The regulation — effective on Tuesday in conjunction with the release of the central bank’s circulation letter for the banking industry — includes a lengthy transition period lasting until Dec. 31, 2015, said BI director for accounting and payment systems Ronald Waas.
“We want cards to be safer, to avoid a repeat of a massive fraud in 2010, because the data in the cards can be easily stolen. With chips, we expect the data to be safer,” he told a press briefing at his office in
Jakarta on Tuesday. The chip card will ask for an at least six-digit personal identification number (PIN) to operate, Ronald said.
There will be 78 million chip cards circulating in the country by 2016, 23 million more than the current 55 million, which need to be shifted, he said, citing 8,000 of the current 40,000 ATMs which are not ready to read the new chip cards.
“Starting Jan. 1, 2016, across Indonesia, every transaction using ATM and debit cards issued by Indonesia-based issuers must be processed using chip technological standards with PINs of at least six digits,” BI’s circulation letter reads.
“Every transaction using ATM and debit cards issued by issuers outside Indonesia could be processed according to the existing technology.”
Otherwise, banks will be penalized, Ronald said. “We could withdraw licenses to issue debit cards. It’s for the customers’ safety.”
The central bank has worked with three major banks — Bank Central Asia (BCA), Bank Mandiri, Bank Permata — to prepare the necessary infrastructure, from the procurement of cards to ATM machines, for banks throughout the country to adapt, Ronald added.
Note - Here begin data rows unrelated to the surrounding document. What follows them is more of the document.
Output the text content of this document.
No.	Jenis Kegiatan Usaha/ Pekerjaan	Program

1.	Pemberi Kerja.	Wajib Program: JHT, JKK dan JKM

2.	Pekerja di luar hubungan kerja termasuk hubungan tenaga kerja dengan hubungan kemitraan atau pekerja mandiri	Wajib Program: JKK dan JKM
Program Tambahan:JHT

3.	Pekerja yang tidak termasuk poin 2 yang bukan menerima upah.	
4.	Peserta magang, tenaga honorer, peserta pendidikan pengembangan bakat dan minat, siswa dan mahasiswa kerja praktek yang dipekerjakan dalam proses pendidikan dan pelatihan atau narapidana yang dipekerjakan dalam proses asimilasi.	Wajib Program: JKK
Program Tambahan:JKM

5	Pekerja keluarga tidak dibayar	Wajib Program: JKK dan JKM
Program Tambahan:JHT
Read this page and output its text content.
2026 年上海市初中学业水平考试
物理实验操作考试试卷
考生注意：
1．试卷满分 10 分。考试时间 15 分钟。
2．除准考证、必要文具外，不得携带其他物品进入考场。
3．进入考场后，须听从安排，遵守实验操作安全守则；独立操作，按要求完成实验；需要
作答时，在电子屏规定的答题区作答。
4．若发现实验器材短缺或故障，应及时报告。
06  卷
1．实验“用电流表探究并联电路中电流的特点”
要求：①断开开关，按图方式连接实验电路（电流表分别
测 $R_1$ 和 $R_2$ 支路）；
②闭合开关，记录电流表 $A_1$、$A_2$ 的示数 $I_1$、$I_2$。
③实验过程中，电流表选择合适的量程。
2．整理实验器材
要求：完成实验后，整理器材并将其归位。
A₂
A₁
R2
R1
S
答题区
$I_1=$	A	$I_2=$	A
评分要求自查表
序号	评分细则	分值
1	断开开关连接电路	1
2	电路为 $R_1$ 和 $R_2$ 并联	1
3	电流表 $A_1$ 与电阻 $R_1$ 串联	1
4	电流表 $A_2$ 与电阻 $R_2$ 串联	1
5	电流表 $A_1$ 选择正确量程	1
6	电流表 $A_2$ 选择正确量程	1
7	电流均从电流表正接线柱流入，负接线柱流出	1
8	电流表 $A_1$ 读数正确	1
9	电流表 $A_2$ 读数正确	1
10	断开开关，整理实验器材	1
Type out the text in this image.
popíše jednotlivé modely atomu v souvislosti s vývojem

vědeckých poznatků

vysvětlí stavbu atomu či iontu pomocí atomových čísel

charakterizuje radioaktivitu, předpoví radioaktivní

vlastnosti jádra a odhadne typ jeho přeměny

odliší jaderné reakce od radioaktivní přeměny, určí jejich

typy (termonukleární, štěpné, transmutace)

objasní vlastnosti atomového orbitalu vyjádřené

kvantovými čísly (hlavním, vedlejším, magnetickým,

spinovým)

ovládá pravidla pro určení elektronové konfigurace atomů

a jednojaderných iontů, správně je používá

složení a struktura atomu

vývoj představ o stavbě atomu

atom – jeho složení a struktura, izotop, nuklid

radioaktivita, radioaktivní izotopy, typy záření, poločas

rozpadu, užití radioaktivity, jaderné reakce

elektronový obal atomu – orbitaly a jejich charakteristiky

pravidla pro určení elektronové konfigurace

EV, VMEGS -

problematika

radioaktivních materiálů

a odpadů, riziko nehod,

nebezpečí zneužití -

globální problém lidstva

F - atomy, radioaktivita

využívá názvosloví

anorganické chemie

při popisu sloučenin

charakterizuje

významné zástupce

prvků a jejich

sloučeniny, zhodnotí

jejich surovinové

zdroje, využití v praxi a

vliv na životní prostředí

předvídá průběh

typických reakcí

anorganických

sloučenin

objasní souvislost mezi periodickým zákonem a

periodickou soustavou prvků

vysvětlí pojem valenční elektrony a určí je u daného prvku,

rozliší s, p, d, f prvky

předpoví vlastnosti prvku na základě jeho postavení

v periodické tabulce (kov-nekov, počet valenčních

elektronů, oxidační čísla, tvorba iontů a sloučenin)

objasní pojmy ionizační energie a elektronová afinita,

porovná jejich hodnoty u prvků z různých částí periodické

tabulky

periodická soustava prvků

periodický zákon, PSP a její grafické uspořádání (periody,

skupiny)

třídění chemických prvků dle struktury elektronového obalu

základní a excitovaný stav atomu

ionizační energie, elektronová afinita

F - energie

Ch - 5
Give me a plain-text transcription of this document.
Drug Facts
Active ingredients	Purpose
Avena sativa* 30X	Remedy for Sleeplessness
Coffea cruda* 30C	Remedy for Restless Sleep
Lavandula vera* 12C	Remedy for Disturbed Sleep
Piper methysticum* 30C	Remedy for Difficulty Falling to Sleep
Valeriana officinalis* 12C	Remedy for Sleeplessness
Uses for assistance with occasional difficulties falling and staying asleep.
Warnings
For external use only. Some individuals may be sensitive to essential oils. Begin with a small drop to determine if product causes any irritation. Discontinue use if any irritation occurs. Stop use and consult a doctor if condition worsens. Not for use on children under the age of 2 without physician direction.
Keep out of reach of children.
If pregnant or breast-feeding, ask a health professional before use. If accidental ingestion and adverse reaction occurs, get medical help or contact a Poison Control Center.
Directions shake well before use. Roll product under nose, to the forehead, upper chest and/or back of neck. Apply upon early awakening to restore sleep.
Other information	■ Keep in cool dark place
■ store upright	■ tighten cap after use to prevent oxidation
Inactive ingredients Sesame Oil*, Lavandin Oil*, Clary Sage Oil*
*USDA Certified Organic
“We will conduct the transition in stages, beginning from cards with the highest balances. The transition will depend on the card type — silver, gold or platinum. We will begin with the platinum ones,” Budi Gunadi Sadikin, director of micro and retail banking at Mandiri, said.
Budi declined to announce Mandiri’s total spending for the transition, but said it was “big”, with most of the spending going towards replacing existing ATMs with ones that can read the chip cards. One new ATM can cost about US$7,000, and Mandiri is planning to replace 2,000 of its total 8,993 ATMs next year, he added.
“If it was new procurement, we wouldn’t consider it an extra cost, while our EDC [electronic data capture for debit card readers] machines are on lease, so we can always replace them with those that could read the chip cards,” Budi said.